É um modelo já excludente, socialmente e economicamente, caro, tem o efeito de redução do custo do alimento pelo menos da produtividade. No entanto, não adianta ter oferta de alimento se não há distribuição da renda. E esse é o grande desafio que ainda permanece. Se boa parte da população consegue ter acesso a alimentos mais baratos, uma grande parte não consegue ter acesso porque não tem renda.

O modelo tecnológico colocado, de uso intensivo desses insumos, demandava um marco regulatório para tentar minimizar os efeitos adversos. E isso também tem um custo. Para difundir esses alimentos a baixo custo, foi feito a retirada de impostos de insumos e agrotóxicos.

No Brasil, os insumos agrícolas em geral, incluindo agrotóxicos, são isentos de IPI, tem redução de até 60% de ICMS, tem isenção de PIS/Cofins, o que faz com que o custo seja muito barato. Então, é muito barato produzir no Brasil. Ainda mais porque hoje tudo é muito importado da China, com baixo custo e pouco controle. E o setor público cobra muito pouco do setor privado para regular aquilo que o setor privado não controla e assim por diante.

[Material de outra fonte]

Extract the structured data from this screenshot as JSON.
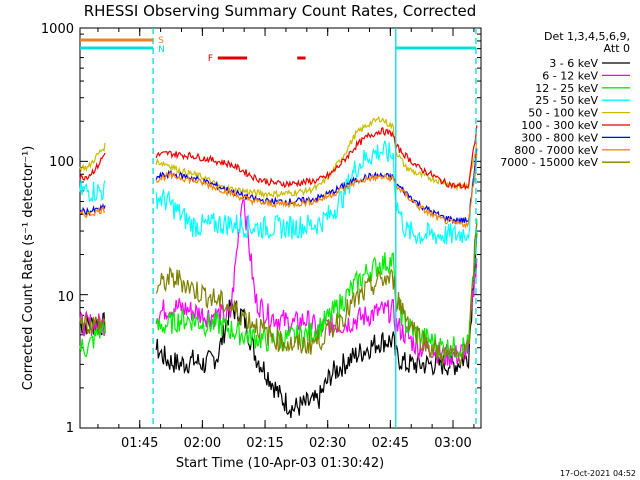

Então, o modelo em si já é falido. E isso está ligado a um processo de democratização da sociedade. Existem sociedades mais democráticas em que esse custo acaba sendo privatizado, recai sobre as empresas. Em sociedade menos democrática esse custo é socializado, ou seja, é a população que paga. Que é o que acontece no Brasil. O poder político das empresas é muito forte, no sentido de evitar que haja taxação e impostos sobre esses produtos.